Quién le iba a decir a los adolescentes que distribuían hostias como panes a las puertas del Parlament catalán el 15 de junio de 2011 que hoy serían ellos los que diseñarían el programa de gobierno de la futura república perrofláutica catalana. Ya lo decía Pío Baroja en referencia a la hipotética independencia del País Vasco: si el modelo es la Florencia de los Medici, pues vale.
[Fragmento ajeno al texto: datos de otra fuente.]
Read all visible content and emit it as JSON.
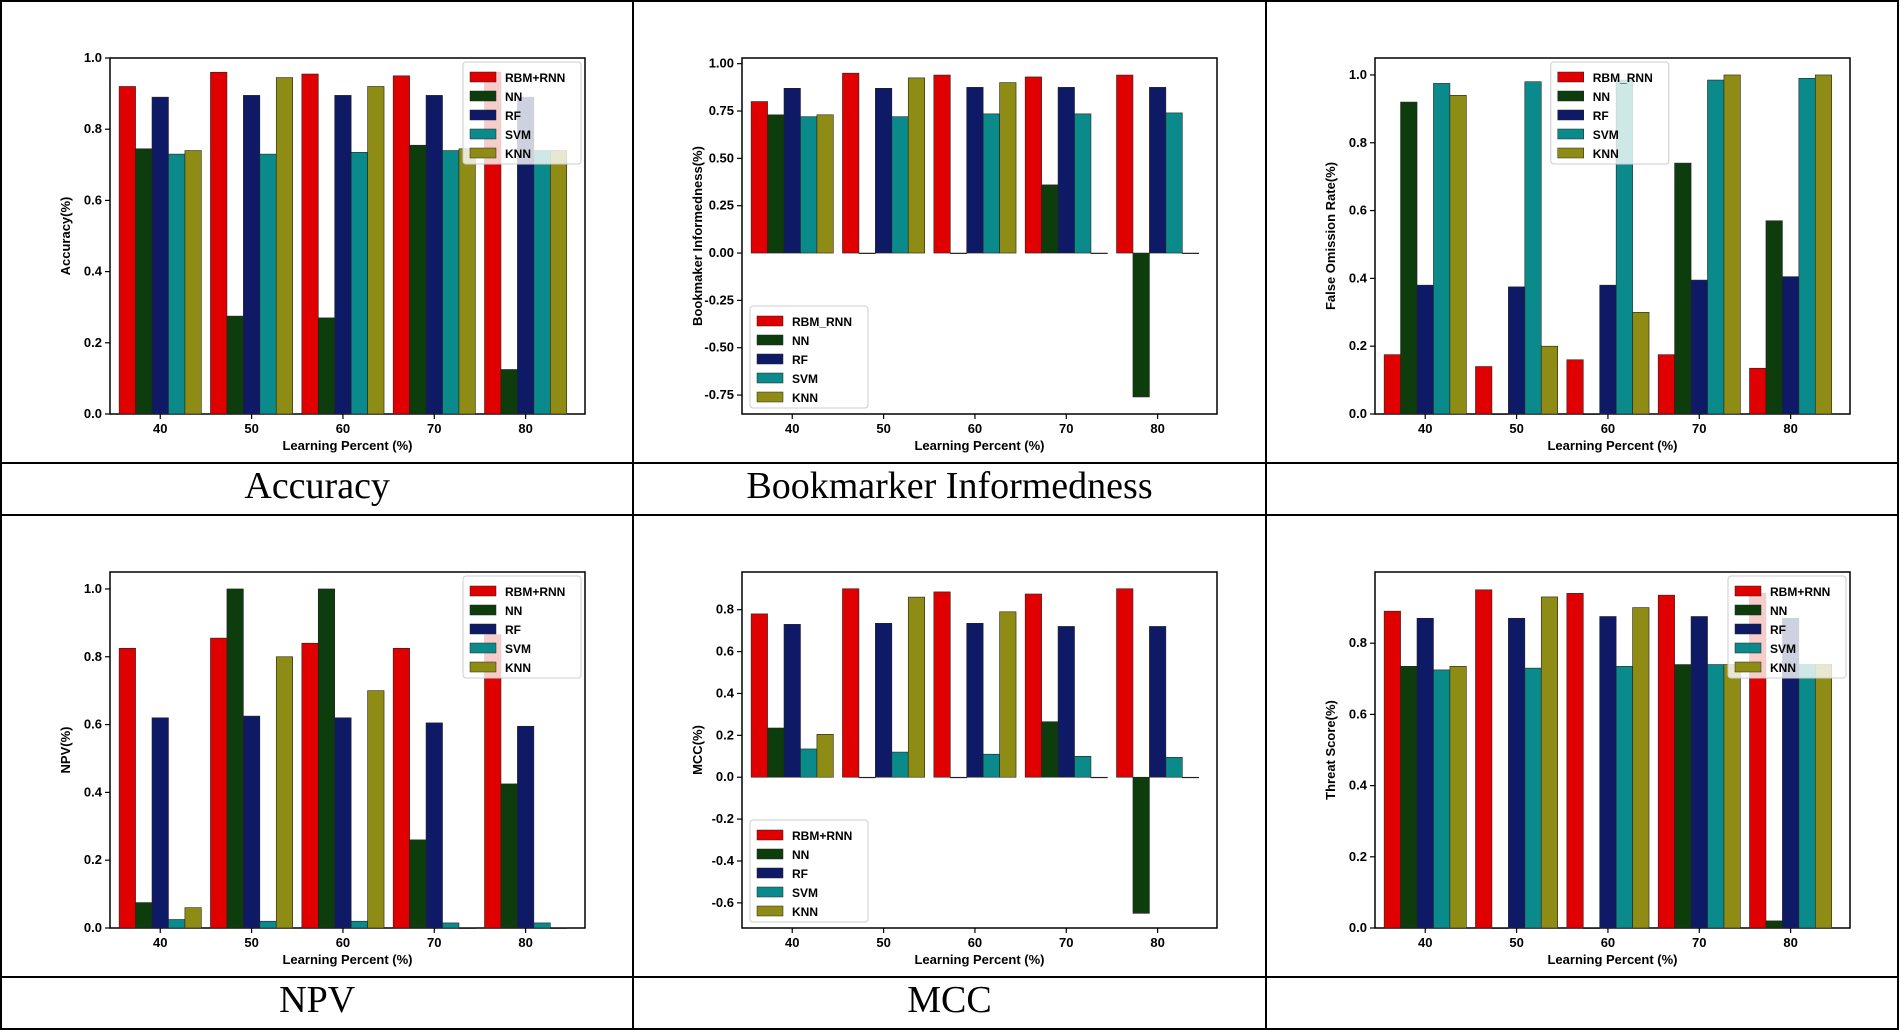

Pero si lo es el Paraguay de los jesuitas, quizá no vale tanto.
Miren: yo mismo me apuntaría con gusto a una Cataluña independiente más parecida a Tokyo, Nueva York o las Islas Caimán que a un festival de reggae, pero me temo que el molde ha salido más bien agro. Me extraña que Artur Mas no haya prometido ya comisiones de espiritualidad, apoyo a la causa palestina, homeopatía gratis para las clases populares y la ilegalización de la heterosexualidad. Está por ver que el independentismo vaya a poder construir un país con las mismas reglas que rigen la convivencia en una casa okupa.
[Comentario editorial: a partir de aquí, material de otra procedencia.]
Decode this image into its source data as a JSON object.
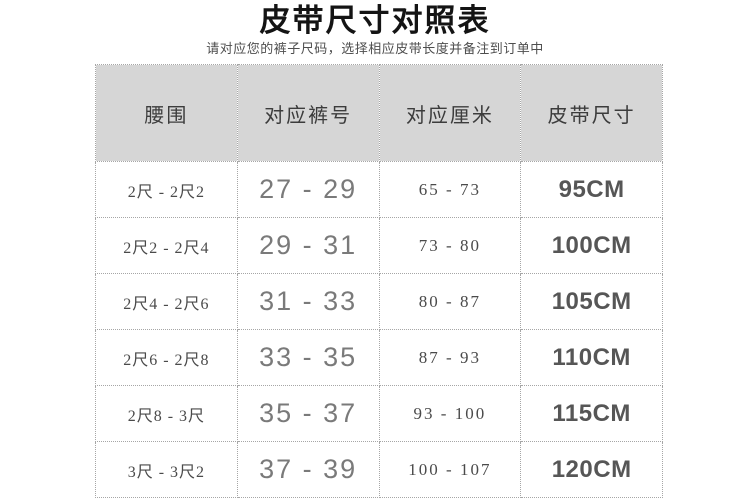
{
  "page": {
    "title": "皮带尺寸对照表",
    "subtitle": "请对应您的裤子尺码，选择相应皮带长度并备注到订单中"
  },
  "table": {
    "headers": [
      "腰围",
      "对应裤号",
      "对应厘米",
      "皮带尺寸"
    ],
    "rows": [
      {
        "waist": "2尺 - 2尺2",
        "pants": "27 - 29",
        "cm": "65 - 73",
        "belt": "95CM"
      },
      {
        "waist": "2尺2 - 2尺4",
        "pants": "29 - 31",
        "cm": "73 - 80",
        "belt": "100CM"
      },
      {
        "waist": "2尺4 - 2尺6",
        "pants": "31 - 33",
        "cm": "80 - 87",
        "belt": "105CM"
      },
      {
        "waist": "2尺6 - 2尺8",
        "pants": "33 - 35",
        "cm": "87 - 93",
        "belt": "110CM"
      },
      {
        "waist": "2尺8 - 3尺",
        "pants": "35 - 37",
        "cm": "93 - 100",
        "belt": "115CM"
      },
      {
        "waist": "3尺 - 3尺2",
        "pants": "37 - 39",
        "cm": "100 - 107",
        "belt": "120CM"
      }
    ]
  },
  "colors": {
    "header_bg": "#d6d6d6",
    "border": "#a6a6a6"
  }
}
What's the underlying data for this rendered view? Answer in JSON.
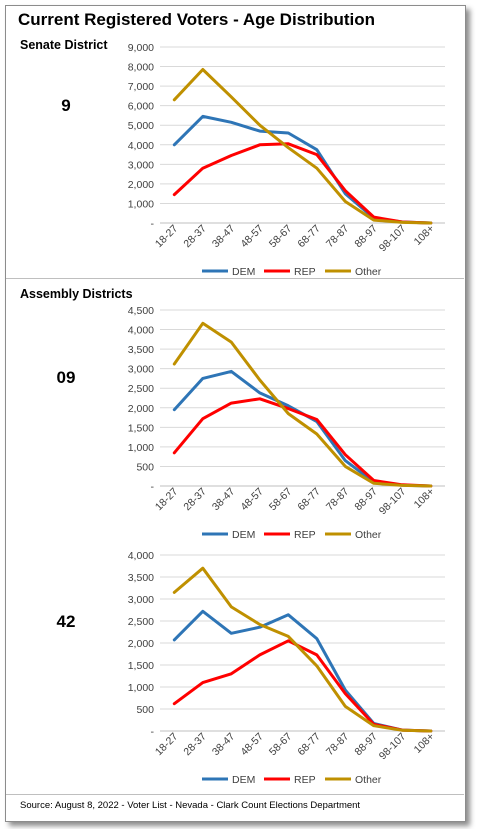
{
  "title": "Current Registered Voters - Age Distribution",
  "sections": {
    "senate_label": "Senate District",
    "assembly_label": "Assembly Districts"
  },
  "districts": [
    "9",
    "09",
    "42"
  ],
  "footer": "Source: August 8, 2022 - Voter List - Nevada - Clark Count Elections Department",
  "colors": {
    "DEM": "#2e75b6",
    "REP": "#ff0000",
    "Other": "#bf9000",
    "grid": "#d9d9d9"
  },
  "chart_data": [
    {
      "type": "line",
      "panel": "Senate District 9",
      "categories": [
        "18-27",
        "28-37",
        "38-47",
        "48-57",
        "58-67",
        "68-77",
        "78-87",
        "88-97",
        "98-107",
        "108+"
      ],
      "ylim": [
        0,
        9000
      ],
      "yticks": [
        "-",
        "1,000",
        "2,000",
        "3,000",
        "4,000",
        "5,000",
        "6,000",
        "7,000",
        "8,000",
        "9,000"
      ],
      "grid": true,
      "legend": "bottom",
      "series": [
        {
          "name": "DEM",
          "values": [
            4000,
            5450,
            5150,
            4700,
            4600,
            3750,
            1500,
            250,
            50,
            0
          ]
        },
        {
          "name": "REP",
          "values": [
            1450,
            2800,
            3450,
            4000,
            4050,
            3500,
            1650,
            300,
            50,
            0
          ]
        },
        {
          "name": "Other",
          "values": [
            6300,
            7850,
            6450,
            5000,
            3850,
            2800,
            1100,
            150,
            30,
            0
          ]
        }
      ]
    },
    {
      "type": "line",
      "panel": "Assembly District 09",
      "categories": [
        "18-27",
        "28-37",
        "38-47",
        "48-57",
        "58-67",
        "68-77",
        "78-87",
        "88-97",
        "98-107",
        "108+"
      ],
      "ylim": [
        0,
        4500
      ],
      "yticks": [
        "-",
        "500",
        "1,000",
        "1,500",
        "2,000",
        "2,500",
        "3,000",
        "3,500",
        "4,000",
        "4,500"
      ],
      "grid": true,
      "legend": "bottom",
      "series": [
        {
          "name": "DEM",
          "values": [
            1950,
            2750,
            2930,
            2380,
            2050,
            1650,
            650,
            100,
            20,
            0
          ]
        },
        {
          "name": "REP",
          "values": [
            850,
            1720,
            2120,
            2230,
            1980,
            1700,
            800,
            140,
            30,
            0
          ]
        },
        {
          "name": "Other",
          "values": [
            3120,
            4160,
            3680,
            2710,
            1850,
            1330,
            500,
            70,
            15,
            0
          ]
        }
      ]
    },
    {
      "type": "line",
      "panel": "Assembly District 42",
      "categories": [
        "18-27",
        "28-37",
        "38-47",
        "48-57",
        "58-67",
        "68-77",
        "78-87",
        "88-97",
        "98-107",
        "108+"
      ],
      "ylim": [
        0,
        4000
      ],
      "yticks": [
        "-",
        "500",
        "1,000",
        "1,500",
        "2,000",
        "2,500",
        "3,000",
        "3,500",
        "4,000"
      ],
      "grid": true,
      "legend": "bottom",
      "series": [
        {
          "name": "DEM",
          "values": [
            2070,
            2720,
            2220,
            2360,
            2640,
            2100,
            930,
            170,
            20,
            0
          ]
        },
        {
          "name": "REP",
          "values": [
            620,
            1100,
            1300,
            1730,
            2050,
            1730,
            850,
            150,
            20,
            0
          ]
        },
        {
          "name": "Other",
          "values": [
            3150,
            3700,
            2820,
            2420,
            2150,
            1480,
            560,
            120,
            15,
            0
          ]
        }
      ]
    }
  ]
}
El carajal independentista es tal que ya resulta difícil distinguir las macrofarras universitarias de las sesiones del Parlament. Estética, pero también intelectualmente. A este paso, los presupuestos generales de la futura Cataluña independiente no llegarán al Parlament en USB sino a bordo de un carrito del Mercadona e impresos con faltas de ortografía en papel de cocina doble capa. Y luego dicen que a los catalanes nos pierde la estética: pues nadie lo diría viendo el aquelarre de los dos últimos días.
La cosa, en definitiva, es que Pio Baroja tenía razón. Porque la futura Cataluña independiente pinta bastante jesuita. Vayan ustedes a explicarle a los de la CUP que el radicalismo de izquierdas, es decir el socialismo, no es más que la versión 2.0 del viejo cristianismo de misa diaria, tan redentor él. Y que la línea de conflicto de la política que viene no será la que separa la izquierda de la derecha, o a unionistas y separatistas, sino la que separa al campo (y sus valores) de la ciudad (y los suyos).
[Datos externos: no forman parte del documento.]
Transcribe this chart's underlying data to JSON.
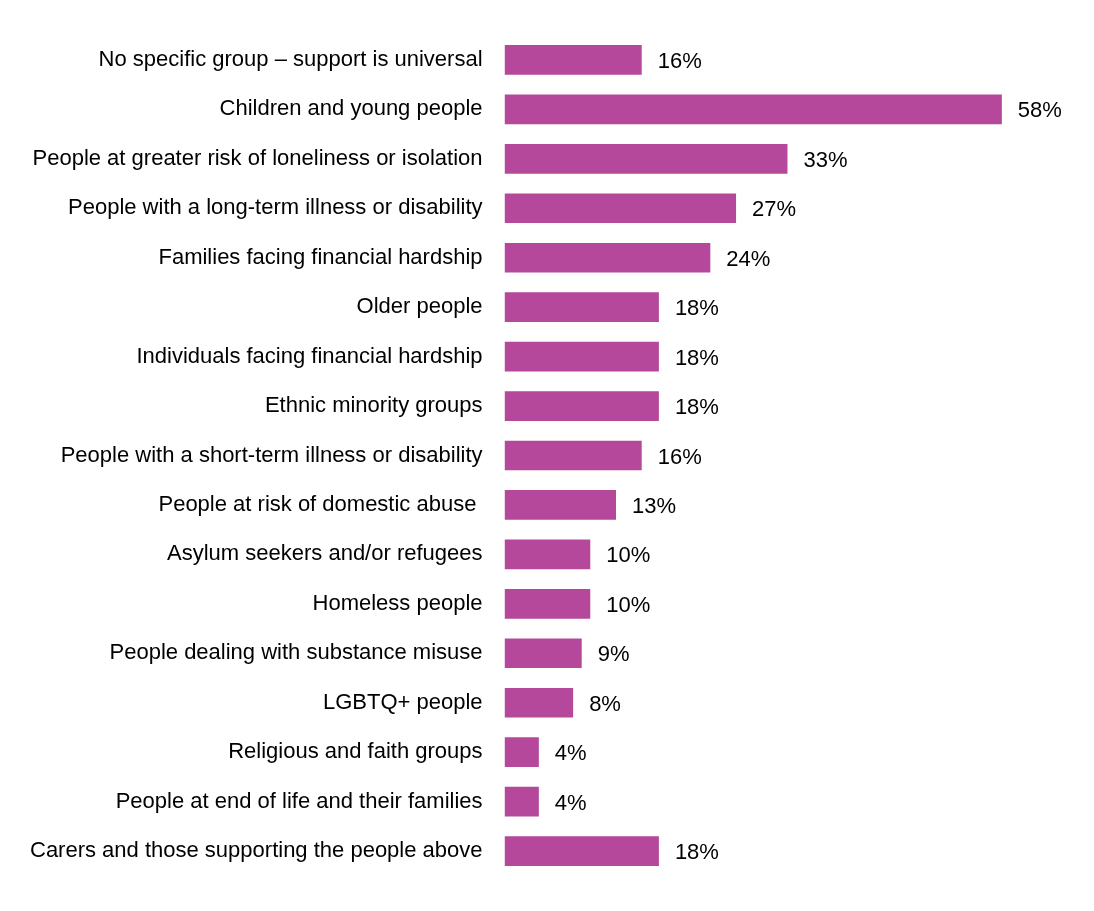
{
  "chart_data": {
    "type": "bar",
    "orientation": "horizontal",
    "categories": [
      "No specific group – support is universal",
      "Children and young people",
      "People at greater risk of loneliness or isolation",
      "People with a long-term illness or disability",
      "Families facing financial hardship",
      "Older people",
      "Individuals facing financial hardship",
      "Ethnic minority groups",
      "People with a short-term illness or disability",
      "People at risk of domestic abuse ",
      "Asylum seekers and/or refugees",
      "Homeless people",
      "People dealing with substance misuse",
      "LGBTQ+ people",
      "Religious and faith groups",
      "People at end of life and their families",
      "Carers and those supporting the people above"
    ],
    "values": [
      16,
      58,
      33,
      27,
      24,
      18,
      18,
      18,
      16,
      13,
      10,
      10,
      9,
      8,
      4,
      4,
      18
    ],
    "value_labels": [
      "16%",
      "58%",
      "33%",
      "27%",
      "24%",
      "18%",
      "18%",
      "18%",
      "16%",
      "13%",
      "10%",
      "10%",
      "9%",
      "8%",
      "4%",
      "4%",
      "18%"
    ],
    "color": "#b5489a",
    "tick_labels": "y",
    "grid": false,
    "legend": false
  }
}
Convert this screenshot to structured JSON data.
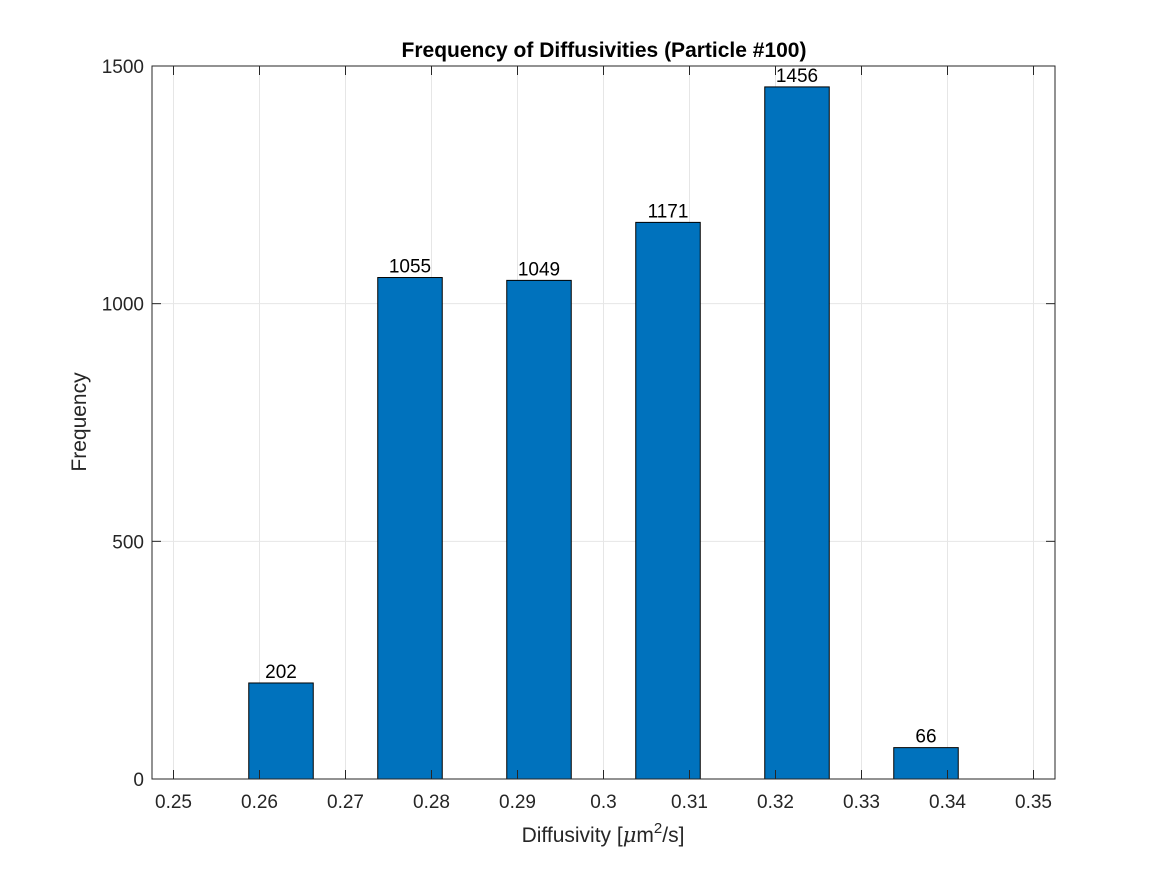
{
  "chart_data": {
    "type": "bar",
    "title": "Frequency of Diffusivities (Particle #100)",
    "xlabel": {
      "prefix": "Diffusivity [",
      "mu": "μ",
      "unit": "m",
      "exponent": "2",
      "suffix": "/s]"
    },
    "ylabel": "Frequency",
    "x": [
      0.2625,
      0.2775,
      0.2925,
      0.3075,
      0.3225,
      0.3375
    ],
    "values": [
      202,
      1055,
      1049,
      1171,
      1456,
      66
    ],
    "data_labels": [
      "202",
      "1055",
      "1049",
      "1171",
      "1456",
      "66"
    ],
    "bar_width": 0.0075,
    "xlim": [
      0.2475,
      0.3525
    ],
    "ylim": [
      0,
      1500
    ],
    "xticks": [
      0.25,
      0.26,
      0.27,
      0.28,
      0.29,
      0.3,
      0.31,
      0.32,
      0.33,
      0.34,
      0.35
    ],
    "xtick_labels": [
      "0.25",
      "0.26",
      "0.27",
      "0.28",
      "0.29",
      "0.3",
      "0.31",
      "0.32",
      "0.33",
      "0.34",
      "0.35"
    ],
    "yticks": [
      0,
      500,
      1000,
      1500
    ],
    "ytick_labels": [
      "0",
      "500",
      "1000",
      "1500"
    ],
    "grid": true,
    "colors": {
      "bar": "#0072BD",
      "bar_edge": "#000000",
      "grid": "#e6e6e6",
      "axis": "#262626"
    }
  }
}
Mi problema con la Cataluña independiente es que enfrentada a la duda entre el pueblo y la metrópolis ha optado por el pueblo. Por el analfabetismo científico, el meapilismo moral y los residuos intelectuales de la década de los sesenta. Resulta que los catalanes, tan sofisticados nosotros, nos íbamos de España porque no soportábamos el olor a ajo y ahora nos ponemos en manos de aquellos que creen que la liberación de la mujer pasa por ponerlas a mear de pie en medio del Paseo de Gracia. Pues ya nos vale.